Puisque les émotions agissent sur la forme physique, vous admettrez que la forme physique agit également sur les émotions... n'est-ce pas ! Essayez pour voir, respirez un grand coup, relevez les épaules, souriez et essayez de vous sentir triste... Difficile, non ?

Alors qu'ai-je fait pour reprendre du poil de la bête et honorer ma bonne santé et ma liberté :

  1. Je me suis levé très tôt - beaucoup plus tôt - pour prendre du temps, mon temps... Tout seul, avant que l'ensemble de la famille ne soit levé.
  2. J'ai préparé (égoïstement... héhé) un vrai petit-déjeuner,  et je me suis assis plutôt que de l'avaler debout, ou une cuisse sur l'évier...
  3. J'ai ensuite pratiqué pendant une demi-heure une activité sportive, dans mon cas, du vélo d'appartement, un superbe appareil qui me fait abondamment transpirer au bout de 10 minutes. Tous les jours, je pratique en moyenne 45 minutes de sport en écoutant des podcasts de Radio France.
  4. J'ai adoré ma douche, content de sentir l'eau chaude sur mon corps, satisfait d'avoir fait fonctionner mes muscles.
  5. Je suis sorti dans mon jardin et j'ai passé un long moment à regarder le ciel nocturne, à sentir la fraicheur, le vent. Je me suis laissé remplir de gratitude, juste en observant la nature, en écoutant le chant des oiseaux à l'aube. Certains appellent cela de la méditation.
  6. J'ai visualisé toute ma journée pendant une quinzaine de minutes, les 6 ou 7 rendez-vous, chacun de mes clients à venir, la façon dont je me comporterai, l'efficacité que je déploierai, l'énergie que je transmettrai... Celle que je voulais donner.
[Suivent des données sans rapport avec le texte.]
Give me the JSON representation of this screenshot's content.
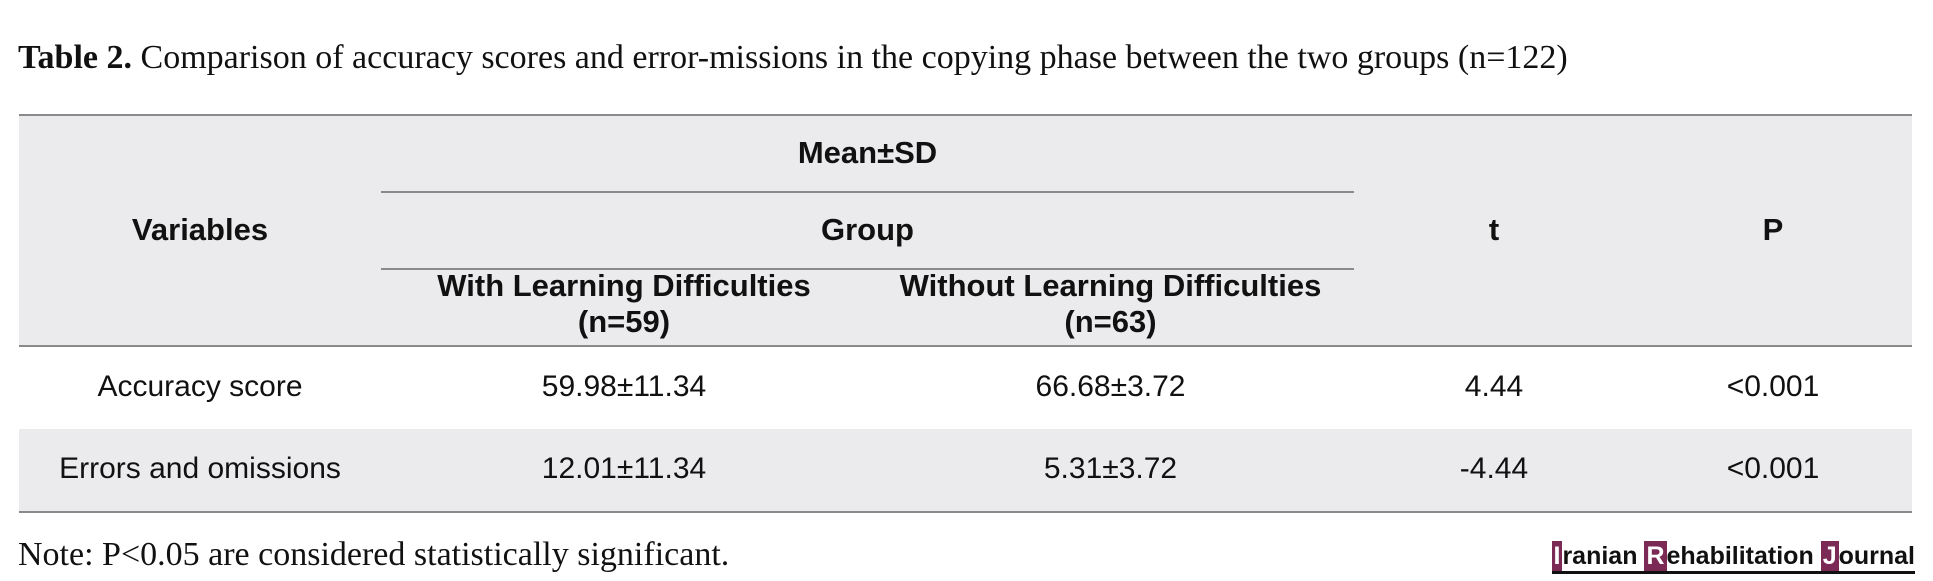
{
  "caption": {
    "label": "Table 2.",
    "text": " Comparison of accuracy scores and error-missions in the copying phase between the two groups (n=122)"
  },
  "table": {
    "headers": {
      "variables": "Variables",
      "mean_sd": "Mean±SD",
      "group": "Group",
      "with_ld": "With Learning Difficulties",
      "with_ld_n": "(n=59)",
      "without_ld": "Without Learning Difficulties",
      "without_ld_n": "(n=63)",
      "t": "t",
      "p": "P"
    },
    "rows": [
      {
        "variable": "Accuracy score",
        "with_ld": "59.98±11.34",
        "without_ld": "66.68±3.72",
        "t": "4.44",
        "p": "<0.001"
      },
      {
        "variable": "Errors and omissions",
        "with_ld": "12.01±11.34",
        "without_ld": "5.31±3.72",
        "t": "-4.44",
        "p": "<0.001"
      }
    ]
  },
  "note": "Note: P<0.05 are considered statistically significant.",
  "journal": {
    "i": "I",
    "ranian": "ranian ",
    "r": "R",
    "ehabilitation": "ehabilitation ",
    "j": "J",
    "ournal": "ournal"
  }
}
  7. J'ai lu pendant une vingtaine de minutes "Une brève histoire du temps" de Stephen Hawking. Les lectures scientifiques sont celles qui me font le plus voyager, qui me gorgent d'énergie.
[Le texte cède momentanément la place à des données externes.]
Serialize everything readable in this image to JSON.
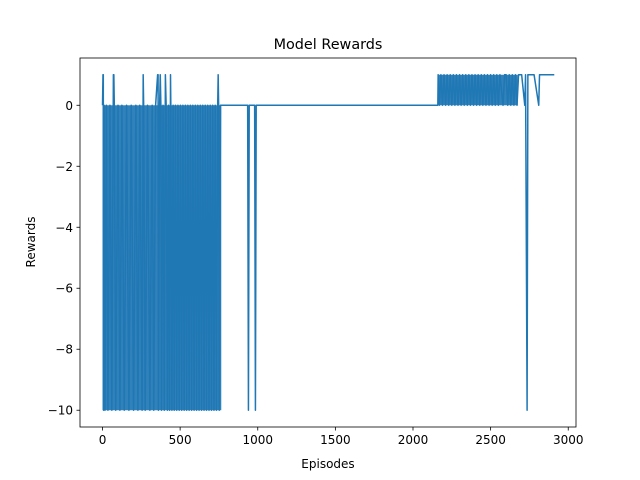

A huit heures, après avoir passé un peu de temps avec ma famille, debout devant mon bureau (oui, j'ai bien écrit "debout" car je me suis aménagé un bureau en hauteur)  j'étais prêt à travailler, concentré, serein, energisé... Je me sentais mieux, je ne parle pas d'un bonheur béat, mais simplement mieux, présent à ma vie et prêt à avancer avec vous.